Wooden Postcard…Interesting Find by an Oregon Collector

Quite a few of the historically-minded folks in Boulder know I’m researching Joe. One day I get an email forwarded to me from one of the gals at the Boulder History Museum. The email is originally from a gentleman in Oregon trying to find out more about a painted wooden postcard with “Rocky Mountain Joe” painted on the back. As a collector he was intrigued to know more about this guy Joe.

Image courtesy of Paul Clinton, 2011.

This painted wooden postcard did not immediately compute! He made photos for tourists, not postcards! But as soon as I saw the painting style and handwriting on the back I was pretty much sold. The week or so before I had looked at some of Joe’s oil paintings and it felt familiar. (Watch for an upcoming post about the paintings!) I have also examined many of his illustrations with lettering and the word “Post Card” looked right. Though the smudged lettering and pencil lines makes me wonder how complete this product was. While I cannot definitively say that, yes, this is one of Joe’s cards, I have a sneaking suspicion it really is.

The mountain in the painting is the Mount of the Holy Cross in the Sawatch Range, Eagle County, Colorado. Famed nineteenth-century photographer William Henry Jackson was the first to photograph the elusive snowy cross and provide proof of its existence in 1873.

Image courtesy of Paul Clinton, 2011.

There is no way of knowing if Joe sketched this card on site, but I have a feeling he painted it from another source, such as a print or photograph, rather than taking the long treck to the Western Slope.

This postcard provides another interesting insight into Joe’s business activities. In addition to selling tourists photographic views of the Rocky Mountains and of Boulder County, it appears he also provided the quintessential tourist medium…the postcard.

Research Update…FINALLY!

Since January of this year I have been side-tracked from Joe research. A new job will do that to you! I scored an awesome job at the University of Colorado Heritage Center as the new Outreach Coordinator. I’m doing research, writing, exhibit development, educational programs, etc., all about CU’s history. Besides getting to do what I love everyday, I also have a small, but great office on the third floor of Old Main, the original university building. Joe took quite a few photos of this fabulous structure.

Courtesy of Carnegie Branch Library for Local History. Boulder Historical Society Collection, S-2888

Trying to juggle a new job, finish up freelance research projects, get a small educational workshop business going, and just typical day-to-day living has kept me away from Joe. But no more!

I have been actively  jumping into the deep end again! Woohoo! I have my stacks of folders out, I’m entering info into spreadsheets, making an outline for an article, re-evaluating all the materials I’ve been collecting the last few years, transcribing records left and right, and contacting archives. I’m finally getting a plan together…again.

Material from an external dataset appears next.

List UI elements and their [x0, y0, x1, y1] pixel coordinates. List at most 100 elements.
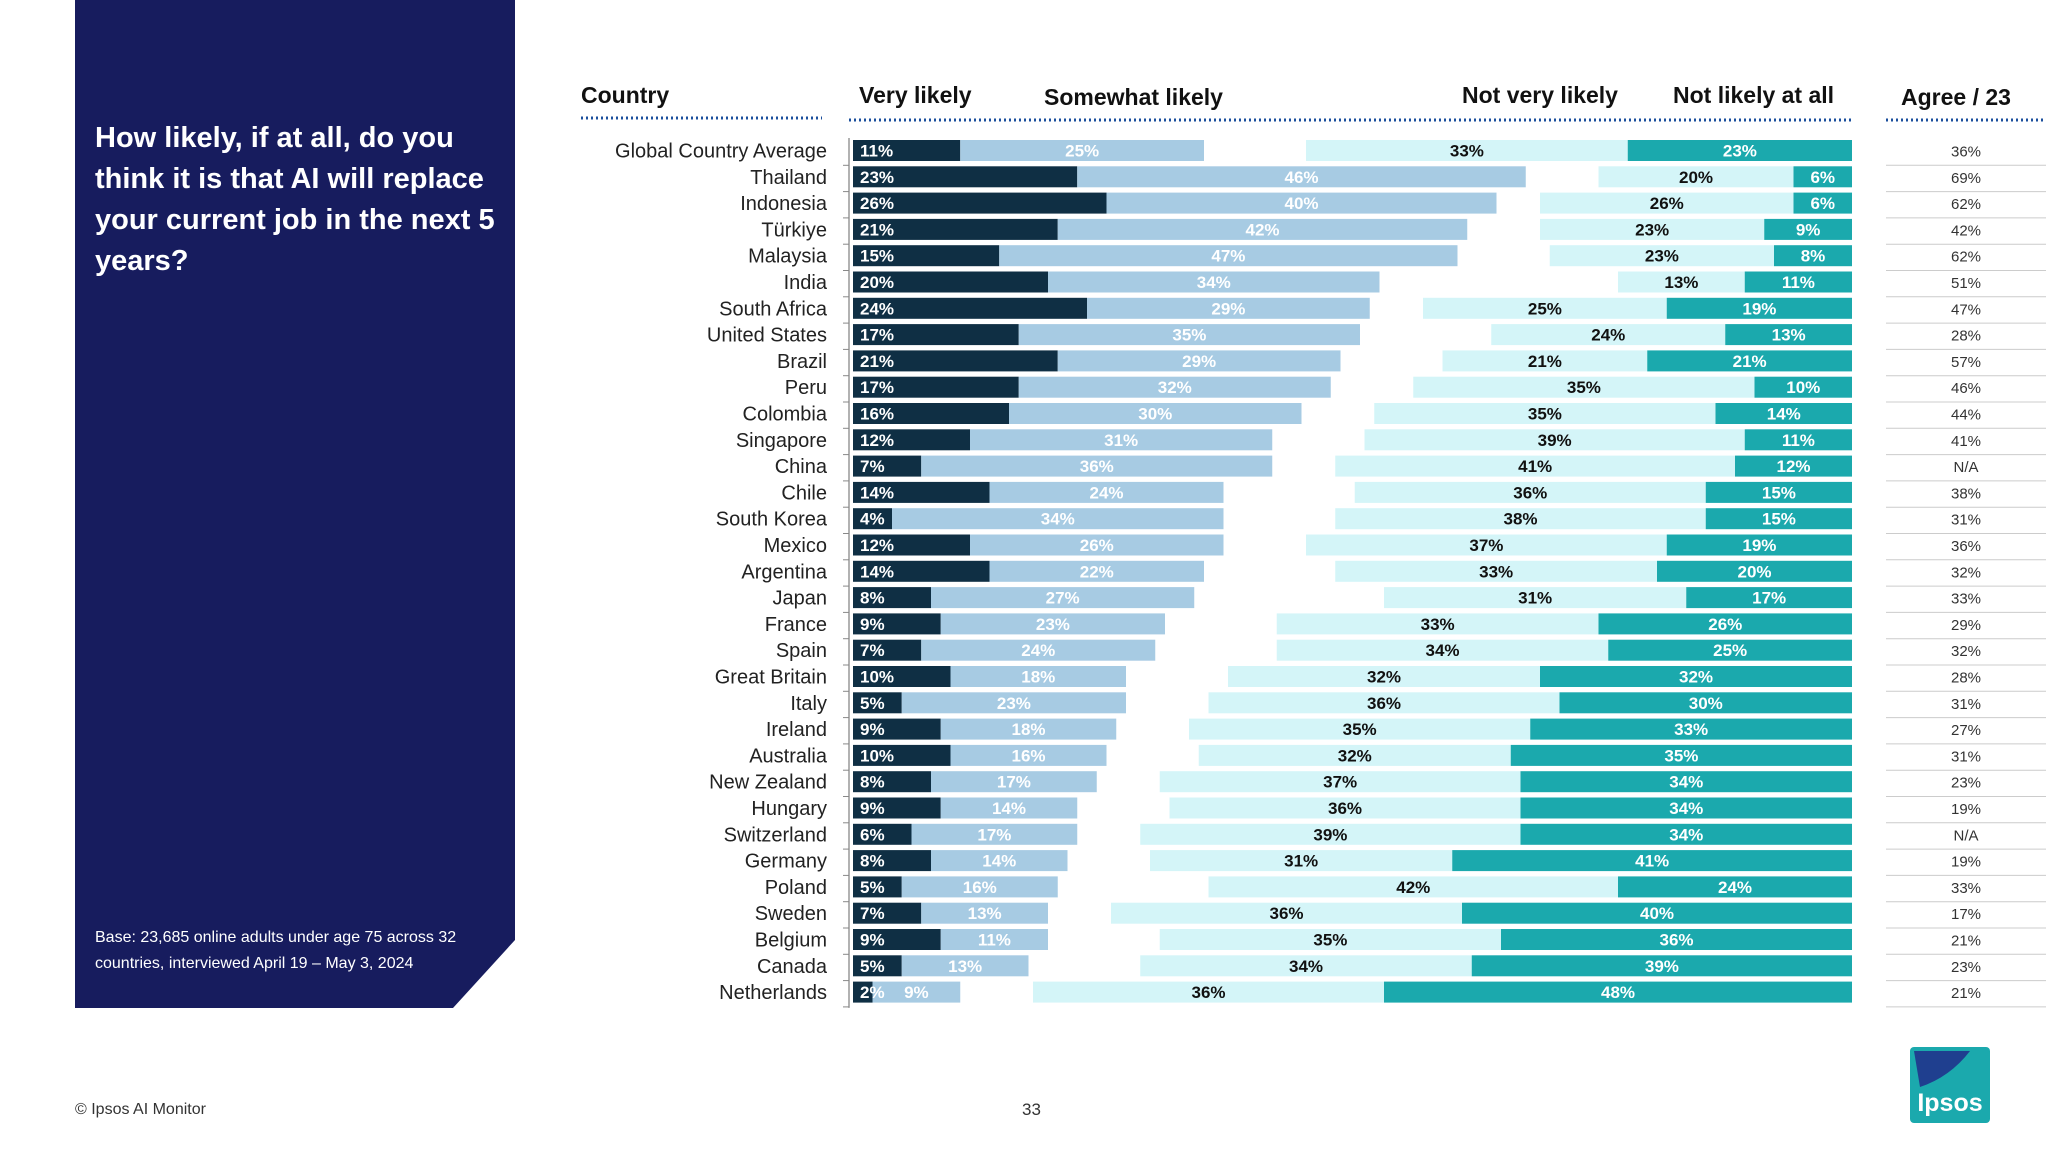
bar-somewhat-likely	[989, 560, 1204, 582]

I’m thrilled to visit the Boulder History Museum‘s storage facility tomorrow to look at some of Joe’s paintings! Before becoming a photographer, Joe learned his trade of illustrating, sign painting and graining from his step-father William Peck. It appears that when he arrived in Boulder he also took on the trade of paper hanging and occasionally produced custom oil paintings.

According to a 1958 Daily Camera article by Forest Crossen, Joe’s son, Samuel, donated seven on his dad’s paintings to the Boulder History Museum. Five are described in the article: three Boulder Canyon scenes and two biblical subjects. I’m not sure what to expect as far as quality. His illustrations range from rough and sketchy to having wonderfully soft details, quite a dramatic difference, so I’m expecting something similar for his oil paintings.

I have also come across several early newspaper articles describing some of Joe’s artwork. His pieces ranged from illustrations which were published in national illustrated papers such as New York’s Graphic, Day’s Doings, Hearth and Home and Illustrated News, to some custom 9×12 foot paintings of ancient Babylon and Rome for Dr. Perry, a professor of ancient History at the university. Anyone who has researched early Boulder history will be familiar with Joe’s style as many of the building sketches in early city directories are his.

On the other end of the research spectrum, I think I have located one of Joe’s surviving descendants! Through public records, obituaries, and Ancestry.com I have located one of his great-grand children. I’m hoping to contact this person soon. Hopefully this individual is cooperative and has interest in sharing details about their family history. I’m keeping my fingers crossed!